Lucio Fontana: L’Argilla come Genesi – Un Viaggio Inatteso nel Nucleo CreativoLa Collezione Peggy Guggenheim di Venezia ospita un’esposizione straordinaria, “Mani-Fattura: le ceramiche di Lucio Fontana”, curata da Sharon Hecker, che offre una prospettiva inedita sull’opera di uno degli artisti più rivoluzionari del Novecento.
Lungi dall’immagine iconica dell’artista che squarcia la tela, questa mostra, dal 11 ottobre al 2 marzo, svela un lato profondamente intimo e primordiale: il suo rapporto viscerale con la creta, un materiale che ha permeato la sua ricerca artistica per decenni, spesso relegato in una penombra dovuta alla sua successiva fama legata ai Concetti Spaziali.
L’esposizione, arricchita da un catalogo Marsilio Arte e da un cortometraggio inedito del regista Felipe Sanguinetti, “Le ceramiche di Lucio Fontana a Milano”, ricostruisce un percorso creativo spesso trascurato, che si dipana attraverso settanta opere disposte in undici sale tematiche.
Inizia con una “ballerina di Charleston” in gesso del 1926, che Fontana stesso definì la sua prima ceramica, segnando un punto di partenza inaspettato.
La mostra non si limita a una cronologia lineare; esplora le molteplici sfaccettature del suo approccio alla creta.
Fontana, emerge da questa esplorazione, è un artista poliedrico, capace di spaziare tra soggetti diversi – dalla natura, con raffigurazioni di coccodrilli, granchi, cavalli marini e farfalle dai colori vibranti, all’anatomia umana, con torsi e figure evocative – anticipando temi che troveranno poi eco nelle sue opere più tarde.
La scelta di Albisola come luogo privilegiato per la produzione ceramica, a partire dagli anni ’20, fu cruciale.

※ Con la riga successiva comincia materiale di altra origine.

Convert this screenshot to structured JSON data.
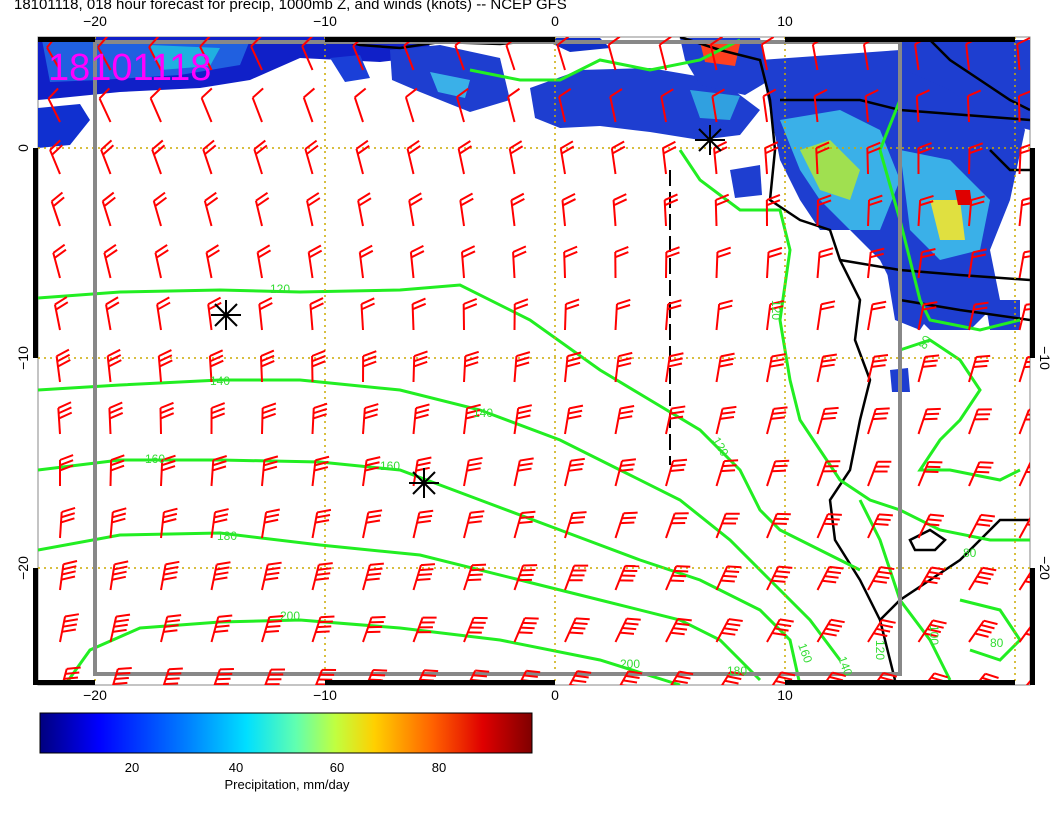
{
  "title": "18101118, 018 hour forecast for precip, 1000mb Z, and winds (knots) -- NCEP GFS",
  "stamp": "18101118",
  "axes": {
    "lon_ticks": [
      "−20",
      "−10",
      "0",
      "10"
    ],
    "lat_ticks_left": [
      "0",
      "−10",
      "−20"
    ],
    "lat_ticks_right": [
      "−10",
      "−20"
    ]
  },
  "contour_labels": [
    "120",
    "140",
    "140",
    "160",
    "160",
    "180",
    "180",
    "200",
    "200",
    "120",
    "160",
    "140",
    "120",
    "100",
    "80",
    "80",
    "80",
    "120"
  ],
  "colorbar": {
    "title": "Precipitation, mm/day",
    "ticks": [
      "20",
      "40",
      "60",
      "80"
    ],
    "colors": [
      "#00007f",
      "#0000ff",
      "#0080ff",
      "#00dfff",
      "#60ffb0",
      "#c0ff40",
      "#ffd000",
      "#ff6000",
      "#df0000",
      "#7f0000"
    ]
  },
  "colors": {
    "wind_barbs": "#ff0000",
    "contours": "#22ee22",
    "grid": "#ccaa00",
    "stamp": "#ff00ff"
  },
  "markers": [
    "low-pressure-marker",
    "high-pressure-marker",
    "high-pressure-marker"
  ]
}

Tuttavia, la produzione subì una pausa durante la Seconda Guerra Mondiale, e i lavori successivi, databili alla fine degli anni ’30, manifestano un’inquietudine palpabile, riflesso forse di un’analisi critica nei confronti delle retoriche fasciste, esemplificata dal “Torso Italico” del 1938.
Questo periodo preannuncia il trasferimento in Argentina, terra natale del padre, un ritorno alle radici dopo un’infanzia trascorsa in Italia, un allontanamento dai presagi di un nuovo conflitto mondiale, tormentato dal ricordo traumatico della Prima Guerra Mondiale vissuta da adolescente.

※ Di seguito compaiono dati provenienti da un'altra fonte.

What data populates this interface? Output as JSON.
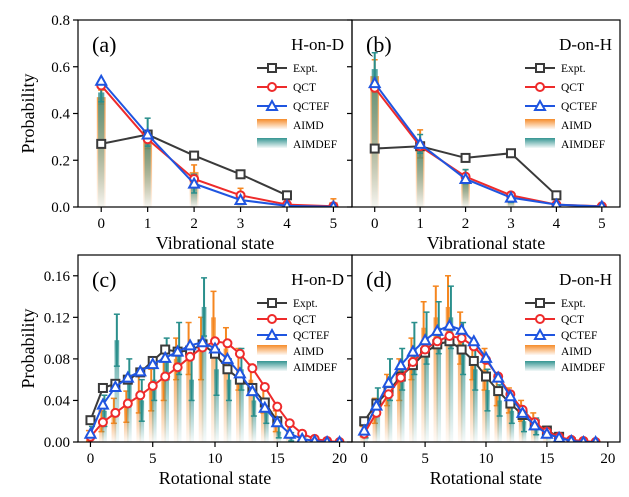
{
  "colors": {
    "expt": "#3a3a3a",
    "qct": "#ee2b2b",
    "qctef": "#1f55e0",
    "aimd": "#f5861f",
    "aimdef": "#2a8f8c"
  },
  "chart_data": [
    {
      "type": "line",
      "panel_label": "(a)",
      "title": "H-on-D",
      "xlabel": "Vibrational state",
      "ylabel": "Probability",
      "xlim": [
        -0.5,
        5.4
      ],
      "ylim": [
        0,
        0.8
      ],
      "xticks": [
        0,
        1,
        2,
        3,
        4,
        5
      ],
      "yticks": [
        0.0,
        0.2,
        0.4,
        0.6,
        0.8
      ],
      "ytick_labels": [
        "0.0",
        "0.2",
        "0.4",
        "0.6",
        "0.8"
      ],
      "legend_position": "right",
      "series": [
        {
          "name": "Expt.",
          "kind": "line",
          "marker": "square",
          "x": [
            0,
            1,
            2,
            3,
            4
          ],
          "values": [
            0.27,
            0.31,
            0.22,
            0.14,
            0.05
          ]
        },
        {
          "name": "QCT",
          "kind": "line",
          "marker": "circle",
          "x": [
            0,
            1,
            2,
            3,
            4,
            5
          ],
          "values": [
            0.52,
            0.29,
            0.12,
            0.05,
            0.01,
            0.003
          ]
        },
        {
          "name": "QCTEF",
          "kind": "line",
          "marker": "triangle",
          "x": [
            0,
            1,
            2,
            3,
            4,
            5
          ],
          "values": [
            0.54,
            0.31,
            0.1,
            0.03,
            0.005,
            0.001
          ]
        },
        {
          "name": "AIMD",
          "kind": "bar",
          "x": [
            0,
            1,
            2,
            3,
            4,
            5
          ],
          "values": [
            0.47,
            0.28,
            0.15,
            0.06,
            0.015,
            0.02
          ],
          "err": [
            0.03,
            0.03,
            0.03,
            0.02,
            0.01,
            0.015
          ]
        },
        {
          "name": "AIMDEF",
          "kind": "bar",
          "x": [
            0,
            1,
            2,
            3,
            4,
            5
          ],
          "values": [
            0.49,
            0.32,
            0.1,
            0.04,
            0.005,
            0.005
          ],
          "err": [
            0.04,
            0.06,
            0.04,
            0.02,
            0.005,
            0.005
          ]
        }
      ]
    },
    {
      "type": "line",
      "panel_label": "(b)",
      "title": "D-on-H",
      "xlabel": "Vibrational state",
      "ylabel": "",
      "xlim": [
        -0.5,
        5.4
      ],
      "ylim": [
        0,
        0.8
      ],
      "xticks": [
        0,
        1,
        2,
        3,
        4,
        5
      ],
      "yticks": [
        0.0,
        0.2,
        0.4,
        0.6,
        0.8
      ],
      "ytick_labels": [],
      "legend_position": "right",
      "series": [
        {
          "name": "Expt.",
          "kind": "line",
          "marker": "square",
          "x": [
            0,
            1,
            2,
            3,
            4
          ],
          "values": [
            0.25,
            0.26,
            0.21,
            0.23,
            0.05
          ]
        },
        {
          "name": "QCT",
          "kind": "line",
          "marker": "circle",
          "x": [
            0,
            1,
            2,
            3,
            4,
            5
          ],
          "values": [
            0.51,
            0.26,
            0.13,
            0.05,
            0.01,
            0.003
          ]
        },
        {
          "name": "QCTEF",
          "kind": "line",
          "marker": "triangle",
          "x": [
            0,
            1,
            2,
            3,
            4,
            5
          ],
          "values": [
            0.53,
            0.27,
            0.12,
            0.04,
            0.01,
            0.002
          ]
        },
        {
          "name": "AIMD",
          "kind": "bar",
          "x": [
            0,
            1,
            2,
            3,
            4,
            5
          ],
          "values": [
            0.56,
            0.27,
            0.13,
            0.05,
            0.01,
            0.005
          ],
          "err": [
            0.07,
            0.06,
            0.03,
            0.01,
            0.005,
            0.003
          ]
        },
        {
          "name": "AIMDEF",
          "kind": "bar",
          "x": [
            0,
            1,
            2,
            3,
            4,
            5
          ],
          "values": [
            0.59,
            0.27,
            0.13,
            0.03,
            0.01,
            0.004
          ],
          "err": [
            0.07,
            0.04,
            0.03,
            0.01,
            0.005,
            0.003
          ]
        }
      ]
    },
    {
      "type": "line",
      "panel_label": "(c)",
      "title": "H-on-D",
      "xlabel": "Rotational state",
      "ylabel": "Probability",
      "xlim": [
        -1,
        21
      ],
      "ylim": [
        0,
        0.18
      ],
      "xticks": [
        0,
        5,
        10,
        15,
        20
      ],
      "yticks": [
        0.0,
        0.04,
        0.08,
        0.12,
        0.16
      ],
      "ytick_labels": [
        "0.00",
        "0.04",
        "0.08",
        "0.12",
        "0.16"
      ],
      "legend_position": "right",
      "series": [
        {
          "name": "Expt.",
          "kind": "line",
          "marker": "square",
          "x": [
            0,
            1,
            2,
            3,
            4,
            5,
            6,
            7,
            8,
            9,
            10,
            11,
            12,
            13,
            14,
            15
          ],
          "values": [
            0.021,
            0.052,
            0.056,
            0.06,
            0.067,
            0.078,
            0.089,
            0.087,
            0.088,
            0.094,
            0.085,
            0.07,
            0.06,
            0.052,
            0.038,
            0.02
          ]
        },
        {
          "name": "QCT",
          "kind": "line",
          "marker": "circle",
          "x": [
            0,
            1,
            2,
            3,
            4,
            5,
            6,
            7,
            8,
            9,
            10,
            11,
            12,
            13,
            14,
            15,
            16,
            17,
            18,
            19,
            20
          ],
          "values": [
            0.005,
            0.019,
            0.028,
            0.037,
            0.045,
            0.054,
            0.063,
            0.072,
            0.082,
            0.091,
            0.097,
            0.095,
            0.085,
            0.071,
            0.053,
            0.034,
            0.018,
            0.008,
            0.003,
            0.001,
            0.0
          ]
        },
        {
          "name": "QCTEF",
          "kind": "line",
          "marker": "triangle",
          "x": [
            0,
            1,
            2,
            3,
            4,
            5,
            6,
            7,
            8,
            9,
            10,
            11,
            12,
            13,
            14,
            15,
            16,
            17,
            18,
            19,
            20
          ],
          "values": [
            0.008,
            0.036,
            0.053,
            0.062,
            0.068,
            0.075,
            0.081,
            0.087,
            0.093,
            0.096,
            0.09,
            0.08,
            0.066,
            0.049,
            0.033,
            0.019,
            0.008,
            0.003,
            0.001,
            0.0,
            0.0
          ]
        },
        {
          "name": "AIMD",
          "kind": "bar",
          "x": [
            0,
            1,
            2,
            3,
            4,
            5,
            6,
            7,
            8,
            9,
            10,
            11,
            12,
            13,
            14,
            15,
            16,
            17,
            18,
            19,
            20
          ],
          "values": [
            0.006,
            0.02,
            0.03,
            0.034,
            0.048,
            0.05,
            0.06,
            0.08,
            0.09,
            0.09,
            0.12,
            0.09,
            0.07,
            0.06,
            0.04,
            0.02,
            0.01,
            0.005,
            0.002,
            0.001,
            0.0
          ],
          "err": [
            0.005,
            0.01,
            0.012,
            0.015,
            0.02,
            0.02,
            0.02,
            0.02,
            0.025,
            0.03,
            0.025,
            0.02,
            0.02,
            0.015,
            0.012,
            0.01,
            0.006,
            0.003,
            0.002,
            0.001,
            0.0
          ]
        },
        {
          "name": "AIMDEF",
          "kind": "bar",
          "x": [
            0,
            1,
            2,
            3,
            4,
            5,
            6,
            7,
            8,
            9,
            10,
            11,
            12,
            13,
            14,
            15,
            16,
            17,
            18,
            19,
            20
          ],
          "values": [
            0.01,
            0.03,
            0.098,
            0.06,
            0.04,
            0.06,
            0.08,
            0.09,
            0.06,
            0.13,
            0.07,
            0.06,
            0.07,
            0.04,
            0.03,
            0.01,
            0.005,
            0.003,
            0.001,
            0.0,
            0.0
          ],
          "err": [
            0.005,
            0.015,
            0.025,
            0.02,
            0.02,
            0.02,
            0.02,
            0.025,
            0.02,
            0.028,
            0.025,
            0.02,
            0.02,
            0.015,
            0.012,
            0.006,
            0.004,
            0.002,
            0.001,
            0.0,
            0.0
          ]
        }
      ]
    },
    {
      "type": "line",
      "panel_label": "(d)",
      "title": "D-on-H",
      "xlabel": "Rotational state",
      "ylabel": "",
      "xlim": [
        -1,
        21
      ],
      "ylim": [
        0,
        0.18
      ],
      "xticks": [
        0,
        5,
        10,
        15,
        20
      ],
      "yticks": [
        0.0,
        0.04,
        0.08,
        0.12,
        0.16
      ],
      "ytick_labels": [],
      "legend_position": "right",
      "series": [
        {
          "name": "Expt.",
          "kind": "line",
          "marker": "square",
          "x": [
            0,
            1,
            2,
            3,
            4,
            5,
            6,
            7,
            8,
            9,
            10,
            11,
            12,
            13,
            14,
            15,
            16
          ],
          "values": [
            0.02,
            0.037,
            0.049,
            0.063,
            0.074,
            0.086,
            0.094,
            0.097,
            0.089,
            0.078,
            0.063,
            0.049,
            0.037,
            0.026,
            0.017,
            0.011,
            0.005
          ]
        },
        {
          "name": "QCT",
          "kind": "line",
          "marker": "circle",
          "x": [
            0,
            1,
            2,
            3,
            4,
            5,
            6,
            7,
            8,
            9,
            10,
            11,
            12,
            13,
            14,
            15,
            16,
            17,
            18,
            19
          ],
          "values": [
            0.008,
            0.028,
            0.046,
            0.062,
            0.077,
            0.089,
            0.097,
            0.102,
            0.1,
            0.092,
            0.079,
            0.063,
            0.046,
            0.031,
            0.019,
            0.01,
            0.005,
            0.002,
            0.001,
            0.0
          ]
        },
        {
          "name": "QCTEF",
          "kind": "line",
          "marker": "triangle",
          "x": [
            0,
            1,
            2,
            3,
            4,
            5,
            6,
            7,
            8,
            9,
            10,
            11,
            12,
            13,
            14,
            15,
            16,
            17,
            18,
            19
          ],
          "values": [
            0.011,
            0.035,
            0.057,
            0.074,
            0.087,
            0.098,
            0.107,
            0.112,
            0.108,
            0.097,
            0.081,
            0.062,
            0.044,
            0.028,
            0.016,
            0.008,
            0.004,
            0.001,
            0.0,
            0.0
          ]
        },
        {
          "name": "AIMD",
          "kind": "bar",
          "x": [
            0,
            1,
            2,
            3,
            4,
            5,
            6,
            7,
            8,
            9,
            10,
            11,
            12,
            13,
            14,
            15,
            16,
            17,
            18,
            19
          ],
          "values": [
            0.01,
            0.03,
            0.05,
            0.06,
            0.08,
            0.11,
            0.12,
            0.13,
            0.1,
            0.08,
            0.07,
            0.05,
            0.04,
            0.03,
            0.02,
            0.01,
            0.005,
            0.002,
            0.001,
            0.0
          ],
          "err": [
            0.005,
            0.012,
            0.015,
            0.02,
            0.02,
            0.025,
            0.03,
            0.03,
            0.025,
            0.02,
            0.02,
            0.015,
            0.012,
            0.01,
            0.008,
            0.005,
            0.003,
            0.002,
            0.001,
            0.0
          ]
        },
        {
          "name": "AIMDEF",
          "kind": "bar",
          "x": [
            0,
            1,
            2,
            3,
            4,
            5,
            6,
            7,
            8,
            9,
            10,
            11,
            12,
            13,
            14,
            15,
            16,
            17,
            18,
            19
          ],
          "values": [
            0.01,
            0.04,
            0.06,
            0.07,
            0.09,
            0.1,
            0.11,
            0.12,
            0.09,
            0.07,
            0.05,
            0.04,
            0.03,
            0.02,
            0.015,
            0.01,
            0.005,
            0.002,
            0.001,
            0.0
          ],
          "err": [
            0.006,
            0.012,
            0.02,
            0.02,
            0.025,
            0.025,
            0.025,
            0.03,
            0.025,
            0.02,
            0.02,
            0.015,
            0.012,
            0.01,
            0.008,
            0.005,
            0.003,
            0.002,
            0.001,
            0.0
          ]
        }
      ]
    }
  ]
}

Il ritorno in Italia, al termine del conflitto, segna un periodo di rinnovamento, con la ripresa della produzione ceramica e l’emergere di nuove sperimentazioni.

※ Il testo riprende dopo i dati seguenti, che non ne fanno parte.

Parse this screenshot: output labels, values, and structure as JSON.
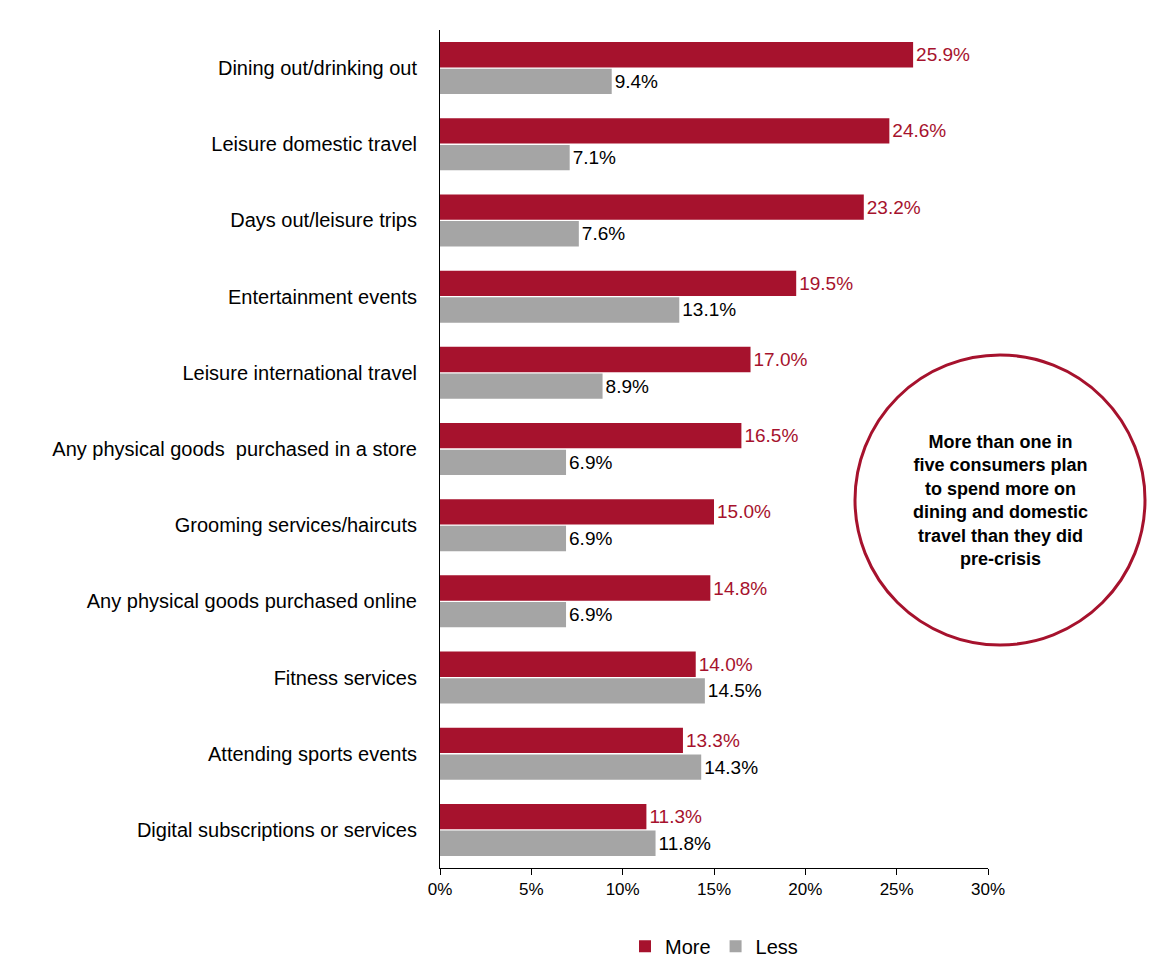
{
  "chart_data": {
    "type": "bar",
    "orientation": "horizontal",
    "categories": [
      "Dining out/drinking out",
      "Leisure domestic travel",
      "Days out/leisure trips",
      "Entertainment events",
      "Leisure international travel",
      "Any physical goods  purchased in a store",
      "Grooming services/haircuts",
      "Any physical goods purchased online",
      "Fitness services",
      "Attending sports events",
      "Digital subscriptions or services"
    ],
    "series": [
      {
        "name": "More",
        "color": "#A6122D",
        "values": [
          25.9,
          24.6,
          23.2,
          19.5,
          17.0,
          16.5,
          15.0,
          14.8,
          14.0,
          13.3,
          11.3
        ],
        "value_labels": [
          "25.9%",
          "24.6%",
          "23.2%",
          "19.5%",
          "17.0%",
          "16.5%",
          "15.0%",
          "14.8%",
          "14.0%",
          "13.3%",
          "11.3%"
        ]
      },
      {
        "name": "Less",
        "color": "#A5A5A5",
        "values": [
          9.4,
          7.1,
          7.6,
          13.1,
          8.9,
          6.9,
          6.9,
          6.9,
          14.5,
          14.3,
          11.8
        ],
        "value_labels": [
          "9.4%",
          "7.1%",
          "7.6%",
          "13.1%",
          "8.9%",
          "6.9%",
          "6.9%",
          "6.9%",
          "14.5%",
          "14.3%",
          "11.8%"
        ]
      }
    ],
    "xlim": [
      0,
      30
    ],
    "xticks": [
      {
        "value": 0,
        "label": "0%"
      },
      {
        "value": 5,
        "label": "5%"
      },
      {
        "value": 10,
        "label": "10%"
      },
      {
        "value": 15,
        "label": "15%"
      },
      {
        "value": 20,
        "label": "20%"
      },
      {
        "value": 25,
        "label": "25%"
      },
      {
        "value": 30,
        "label": "30%"
      }
    ],
    "grid": false,
    "legend": "bottom",
    "data_labels": true,
    "annotation": [
      "More than one in",
      "five consumers plan",
      "to spend more on",
      "dining and domestic",
      "travel than they did",
      "pre-crisis"
    ]
  }
}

Le figure familiari si affiancano a opere di grande intensità spirituale, come i crocifissi, in cui la figura di Cristo sembra integralmente fusa con la croce, testimonianza di una profonda riflessione religiosa.
Le commissioni per il design e per privati, nell’epoca del boom economico, ampliano ulteriormente il suo orizzonte creativo, culminando, inevitabilmente, con i Concetti Spaziali, l’apice della sua ricerca artistica.
Sharon Hecker, la curatrice, sottolinea con forza la centralità della forza materica della creta, che Fontana manipola con maestria, variando consistenza e finiture: liscia, ruvida, incisa, grezza, dipinta, smaltata, tagliata, bucata.
L’esposizione rivela la capacità unica di Fontana di trascendere i confini tra arte, artigianato e design, dimostrando come la manualità e la sperimentazione possano coesistere con la concettualizzazione radicale.
“Mani-Fattura” non è semplicemente una mostra di ceramiche; è un viaggio nel cuore della creazione, un’immersione nell’anima di un artista che, attraverso l’argilla, ha cercato di definire l’essenza dell’esistenza.